In Reykjavik we got the rental car we had booked for a week and got the hell out of the city to where you want to go when you travel Iceland – the countryside.
We drove close to 300 km north, through stunning scenery, and arrived on a horse farm close to Saudarkrokur. A German-Islandic Couple runs this place, they have roundabout 70 friendly Islandic horses. Time for horsebackriding! But the next morning the weather had turned, it was drizzling rain and grey instead of sunny. So instead of going for a ride we decided to explore the northern part of Iceland by car.
We drove up through more stunning landscapes, all the way to Siglufjördur, a small fishing village. There we had the best Icelandic Fish n’ Chips up to now. Maybe the best ever, it was really really good. Cod, very fresh, the day’s catch. No Malt-vinegar, but that wasn’t a big deal.
The day ended with a beautiful sunset, promising nice weather for the next morning. And we were lucky, it was sunny the next day.
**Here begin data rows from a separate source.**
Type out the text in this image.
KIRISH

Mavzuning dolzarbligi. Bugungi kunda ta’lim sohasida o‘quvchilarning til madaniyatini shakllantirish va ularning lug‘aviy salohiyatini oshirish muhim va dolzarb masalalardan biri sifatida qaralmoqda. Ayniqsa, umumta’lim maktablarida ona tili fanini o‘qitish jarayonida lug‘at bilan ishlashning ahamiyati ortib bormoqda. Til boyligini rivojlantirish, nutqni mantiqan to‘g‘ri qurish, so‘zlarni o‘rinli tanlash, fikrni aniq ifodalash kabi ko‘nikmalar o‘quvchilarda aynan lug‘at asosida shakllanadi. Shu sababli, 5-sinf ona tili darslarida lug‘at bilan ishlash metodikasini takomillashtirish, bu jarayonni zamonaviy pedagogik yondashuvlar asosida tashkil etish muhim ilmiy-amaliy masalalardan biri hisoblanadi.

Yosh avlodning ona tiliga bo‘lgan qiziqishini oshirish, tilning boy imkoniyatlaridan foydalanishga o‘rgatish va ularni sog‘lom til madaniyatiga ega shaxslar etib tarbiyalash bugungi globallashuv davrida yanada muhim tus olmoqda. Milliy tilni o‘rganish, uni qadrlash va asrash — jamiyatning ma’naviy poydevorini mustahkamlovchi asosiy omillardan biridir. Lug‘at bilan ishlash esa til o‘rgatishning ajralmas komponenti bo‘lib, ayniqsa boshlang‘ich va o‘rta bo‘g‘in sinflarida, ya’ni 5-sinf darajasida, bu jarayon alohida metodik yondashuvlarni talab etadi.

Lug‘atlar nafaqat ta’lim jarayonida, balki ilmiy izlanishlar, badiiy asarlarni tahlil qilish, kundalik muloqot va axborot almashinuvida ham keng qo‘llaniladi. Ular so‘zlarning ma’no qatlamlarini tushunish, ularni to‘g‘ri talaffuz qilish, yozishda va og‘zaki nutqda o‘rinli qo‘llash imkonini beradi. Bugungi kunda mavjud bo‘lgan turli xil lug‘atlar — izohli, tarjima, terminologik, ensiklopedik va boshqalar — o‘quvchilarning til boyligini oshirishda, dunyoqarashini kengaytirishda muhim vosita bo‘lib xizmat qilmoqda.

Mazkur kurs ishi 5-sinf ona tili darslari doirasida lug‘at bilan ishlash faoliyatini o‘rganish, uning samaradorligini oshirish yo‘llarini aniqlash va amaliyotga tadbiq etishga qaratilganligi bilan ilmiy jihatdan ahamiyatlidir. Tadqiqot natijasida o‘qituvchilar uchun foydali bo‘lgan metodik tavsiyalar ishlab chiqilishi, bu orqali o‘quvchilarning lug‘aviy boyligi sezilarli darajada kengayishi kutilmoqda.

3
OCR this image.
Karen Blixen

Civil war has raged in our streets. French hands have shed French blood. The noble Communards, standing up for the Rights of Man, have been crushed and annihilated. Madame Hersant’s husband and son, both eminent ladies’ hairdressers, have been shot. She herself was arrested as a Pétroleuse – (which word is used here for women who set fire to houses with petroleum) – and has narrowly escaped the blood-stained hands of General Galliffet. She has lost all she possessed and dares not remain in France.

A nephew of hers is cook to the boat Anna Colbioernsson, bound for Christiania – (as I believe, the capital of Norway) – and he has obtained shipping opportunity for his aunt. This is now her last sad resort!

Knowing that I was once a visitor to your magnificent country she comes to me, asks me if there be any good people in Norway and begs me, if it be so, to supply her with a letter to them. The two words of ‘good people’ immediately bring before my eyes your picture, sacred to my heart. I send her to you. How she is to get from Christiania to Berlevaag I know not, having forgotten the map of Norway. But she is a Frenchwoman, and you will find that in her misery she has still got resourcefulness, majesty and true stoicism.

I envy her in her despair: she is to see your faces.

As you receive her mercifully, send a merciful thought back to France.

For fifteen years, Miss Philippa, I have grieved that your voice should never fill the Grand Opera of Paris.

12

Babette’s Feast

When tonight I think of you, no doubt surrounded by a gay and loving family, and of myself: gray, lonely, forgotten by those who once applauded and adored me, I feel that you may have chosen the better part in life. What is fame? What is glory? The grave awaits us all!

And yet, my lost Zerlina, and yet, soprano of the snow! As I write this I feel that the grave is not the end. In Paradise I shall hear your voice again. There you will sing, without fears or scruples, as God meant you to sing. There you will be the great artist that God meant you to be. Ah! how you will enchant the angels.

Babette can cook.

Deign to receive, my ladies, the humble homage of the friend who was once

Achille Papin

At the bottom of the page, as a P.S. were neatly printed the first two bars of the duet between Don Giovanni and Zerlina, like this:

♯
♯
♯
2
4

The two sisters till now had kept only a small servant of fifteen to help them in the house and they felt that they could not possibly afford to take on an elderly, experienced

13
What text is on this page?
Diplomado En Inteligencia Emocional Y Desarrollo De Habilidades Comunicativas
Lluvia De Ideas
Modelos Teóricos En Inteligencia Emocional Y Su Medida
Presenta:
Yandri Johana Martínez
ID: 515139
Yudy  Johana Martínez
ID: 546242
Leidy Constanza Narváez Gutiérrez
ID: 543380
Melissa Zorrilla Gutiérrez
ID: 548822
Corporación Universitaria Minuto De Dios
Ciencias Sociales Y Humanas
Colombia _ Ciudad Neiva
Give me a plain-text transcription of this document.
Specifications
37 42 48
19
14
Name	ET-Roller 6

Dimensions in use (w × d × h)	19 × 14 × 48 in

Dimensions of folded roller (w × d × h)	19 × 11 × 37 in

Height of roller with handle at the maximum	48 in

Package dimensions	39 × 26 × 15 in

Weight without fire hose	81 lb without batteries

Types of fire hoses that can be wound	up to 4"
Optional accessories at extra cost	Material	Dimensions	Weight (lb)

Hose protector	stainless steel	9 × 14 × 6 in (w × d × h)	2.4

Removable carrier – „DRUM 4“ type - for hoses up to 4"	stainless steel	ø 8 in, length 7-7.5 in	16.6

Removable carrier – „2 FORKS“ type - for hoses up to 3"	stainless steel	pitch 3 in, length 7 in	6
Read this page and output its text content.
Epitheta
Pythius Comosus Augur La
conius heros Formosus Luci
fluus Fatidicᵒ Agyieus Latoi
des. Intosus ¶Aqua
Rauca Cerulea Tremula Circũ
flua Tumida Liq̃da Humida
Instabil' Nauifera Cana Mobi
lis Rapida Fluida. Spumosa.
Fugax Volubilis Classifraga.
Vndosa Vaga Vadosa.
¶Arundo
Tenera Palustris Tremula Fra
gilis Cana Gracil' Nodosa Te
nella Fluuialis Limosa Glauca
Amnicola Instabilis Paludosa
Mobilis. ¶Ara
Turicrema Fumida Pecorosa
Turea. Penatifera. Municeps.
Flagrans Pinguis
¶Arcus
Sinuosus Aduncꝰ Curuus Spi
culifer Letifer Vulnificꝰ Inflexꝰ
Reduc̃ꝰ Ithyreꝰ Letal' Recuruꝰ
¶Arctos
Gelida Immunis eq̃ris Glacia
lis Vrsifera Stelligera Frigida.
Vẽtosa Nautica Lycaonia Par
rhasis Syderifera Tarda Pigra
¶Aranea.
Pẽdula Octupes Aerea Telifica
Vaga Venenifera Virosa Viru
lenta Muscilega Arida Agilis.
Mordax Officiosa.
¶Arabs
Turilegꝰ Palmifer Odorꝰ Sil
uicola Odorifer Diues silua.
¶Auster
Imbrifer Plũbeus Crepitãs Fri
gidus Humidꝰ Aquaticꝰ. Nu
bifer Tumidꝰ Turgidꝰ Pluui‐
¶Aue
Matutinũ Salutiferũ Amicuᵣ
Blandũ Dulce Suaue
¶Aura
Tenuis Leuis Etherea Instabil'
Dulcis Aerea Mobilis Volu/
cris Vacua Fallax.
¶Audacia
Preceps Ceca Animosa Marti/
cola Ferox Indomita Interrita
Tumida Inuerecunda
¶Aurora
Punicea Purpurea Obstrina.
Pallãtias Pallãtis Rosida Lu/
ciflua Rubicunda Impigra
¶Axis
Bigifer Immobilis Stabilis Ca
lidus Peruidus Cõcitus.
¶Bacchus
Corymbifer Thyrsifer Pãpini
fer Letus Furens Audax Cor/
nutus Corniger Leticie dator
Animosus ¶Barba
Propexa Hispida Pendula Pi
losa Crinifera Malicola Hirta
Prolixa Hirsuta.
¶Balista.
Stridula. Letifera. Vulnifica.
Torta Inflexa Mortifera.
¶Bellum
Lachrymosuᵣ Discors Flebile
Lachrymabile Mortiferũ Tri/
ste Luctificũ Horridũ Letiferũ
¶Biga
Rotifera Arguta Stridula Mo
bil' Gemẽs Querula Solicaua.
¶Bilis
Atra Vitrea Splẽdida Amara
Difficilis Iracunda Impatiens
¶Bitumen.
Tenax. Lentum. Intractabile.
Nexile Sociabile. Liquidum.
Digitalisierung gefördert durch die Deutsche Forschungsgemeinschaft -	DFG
Also quite windy, but this didn’t stop us from finally taking our horseback riding tip. For two hours we roamed around the backcountry, through the hills and enjoyed the wonderful views.
When we came back it was time to say goodbye and head on, back south, to the Snaefellsnes Peninsular. It was the beginning of a new era for us – the next week we were going to camp in our tent, thanks to Icelandic accommodation prices, they really drained our travel budget. We had bought a camping card in the tourist office in Reykjavik, cost us 150 Euros for two, and allowed us to stay on camp sites throughout the country for 28 days. Didn’t plan to use all the days, a week should be enough. However, in retrospect, for a week there was probably no need to get this card, a night on a campsite usually would have cost us something between 20 and 30 Euros, so we just broke even.
After another wonderfully scenic drive we arrived on a campsite next to the Hotel Eldborg, southern part of the Snaefellsnes Peninsula. It was storming by now. We found a place where the wind wouldn’t blow away our tent at once, so we pitched it up there. Well, to some it up, it wasn’t exactly a nice experience. It felt freezing cold, and inside the tent it felt like the wind was ripping it apart every moment (which it didn’t, watching it from the outside the tent barely moved at all…). Needless to say, we didn’t get a lot of sleep.
The next moring it was still considerably windy, but the sun was shining bright. We packed our stuff and got back on the road again. We had planed to stay for two nights but the campsite was kinda crappy so we moved on. Destination Sneafellsjökull National Park. A beatilful road trip again. We drove up to Hellnar and did the short hike to Arnastapi – beautilful coast line, but quite crowded, since it is the one dayhike Lonelyplanet recommends every one to do.
Along the way we had found a beautiful campsite in the little town of Olafsvik, great, clean facilities and close to the town center. The weather had also calmed down, so we pitched our tent and spent the night there. Another cold one of more to come…
After a not so good night’s sleep we hit the road again – back to Reykjavik. Well not quite, we passed the capital to get on the so-called „Golden Circle“ – a ring road with some of the major attractions of the country along the way: the Geysir, the roaring waterfall Gullfoss and the Pingvellir National Park – that’s where the European and American continental plates drift apart.
Well, all of these places are quite overrun by tourists and in the end didn’t impress us too much. Instead of staying two days in that region (the camping site we stayed on was quite nice, by the way, they have an on-site bistro where you get great pizza), we could have easily done this programm in one day and continued our journey.
So after that, the first chapter of our visit in Iceland is closed and our travel mode changes again dramatically – for the next couple of days we would have no car and travel the south by bus.
Iceland is beautiful and scenic and perfect for roadtrips. You can easily skip the guidebook’s main attractions and just enjoy all the great scenery you get to see along the way!
Iceland is fraking expensive. Camping is a great way to save some money, but be prepared for cold nights, even in summer.